А прошлый раз я пошла с утра завтракать в ресторан и наблюдала, чем люди питаются.
Было 11 часов утра.
2 сотки водки, 2 бутылки пива, которое пьют с солью, тарелка щей. Другая компания из трех человек за время моего обеда выпила 1½ литра водки, пива без счета и по одному блюду первого или второго. Это были, по-видимому, «хозяйственники», какие-нибудь «завы». В высоких сапогах, куртках, отделанных барашком, рожи у них постепенно краснели; они вели какие-то хозяйственные разговоры. У таких людей особый хозяйственный жаргон.
Пьют все, пьяные везде. Валяются, как скоты.

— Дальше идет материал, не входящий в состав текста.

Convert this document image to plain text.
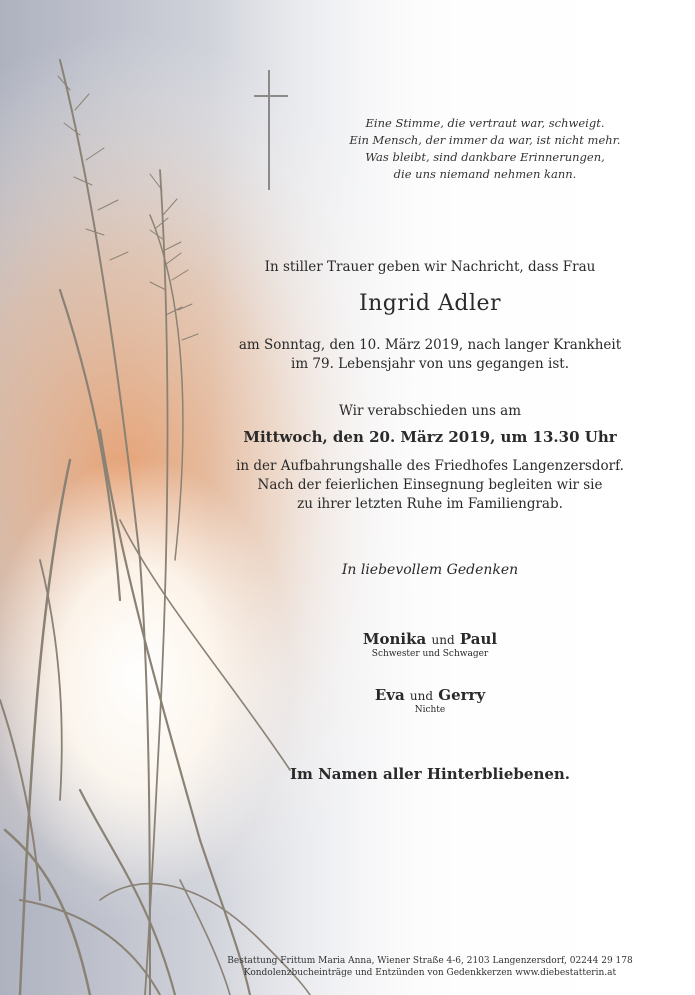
Eine Stimme, die vertraut war, schweigt.
Ein Mensch, der immer da war, ist nicht mehr.
Was bleibt, sind dankbare Erinnerungen,
die uns niemand nehmen kann.
In stiller Trauer geben wir Nachricht, dass Frau
Ingrid Adler
am Sonntag, den 10. März 2019, nach langer Krankheit
im 79. Lebensjahr von uns gegangen ist.
Wir verabschieden uns am
Mittwoch, den 20. März 2019, um 13.30 Uhr
in der Aufbahrungshalle des Friedhofes Langenzersdorf.
Nach der feierlichen Einsegnung begleiten wir sie
zu ihrer letzten Ruhe im Familiengrab.
In liebevollem Gedenken
Monika und Paul
Schwester und Schwager
Eva und Gerry
Nichte
Im Namen aller Hinterbliebenen.
Bestattung Frittum Maria Anna, Wiener Straße 4-6, 2103 Langenzersdorf, 02244 29 178
Kondolenzbucheinträge und Entzünden von Gedenkkerzen www.diebestatterin.at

От поездки осталось какое-то донельзя грустное впечатление, даже мучительное.
И в Палехе после ареста А.И. Зубкова у всех тяжелое настроение. Созидать трудно, а разрушать – ой, как легко.
1941
23 <августа>. Была у Данько, Наташа после дизентерии еле-еле двигается. Я пыталась ее уговаривать не уезжать, но она мне ответила: «Мы хотим уехать, не быть в Ленинграде, когда придут немцы». Я не стала настаивать. Перевезли ко мне с Бебутовой кардонку и небольшой чемодан с фарфором. Хотелось бы спасти его как можно больше. Е.Я. ежедневно увозит мне книги, но сколько их еще останется! Мне как-то бесконечно обидно за Наташу, и я все-таки уверена, что это спаниковала Елена Яковлевна. Фарфоровый музей[748] увезен в Саратов, туда они и надеются пробраться. Деньги у них есть.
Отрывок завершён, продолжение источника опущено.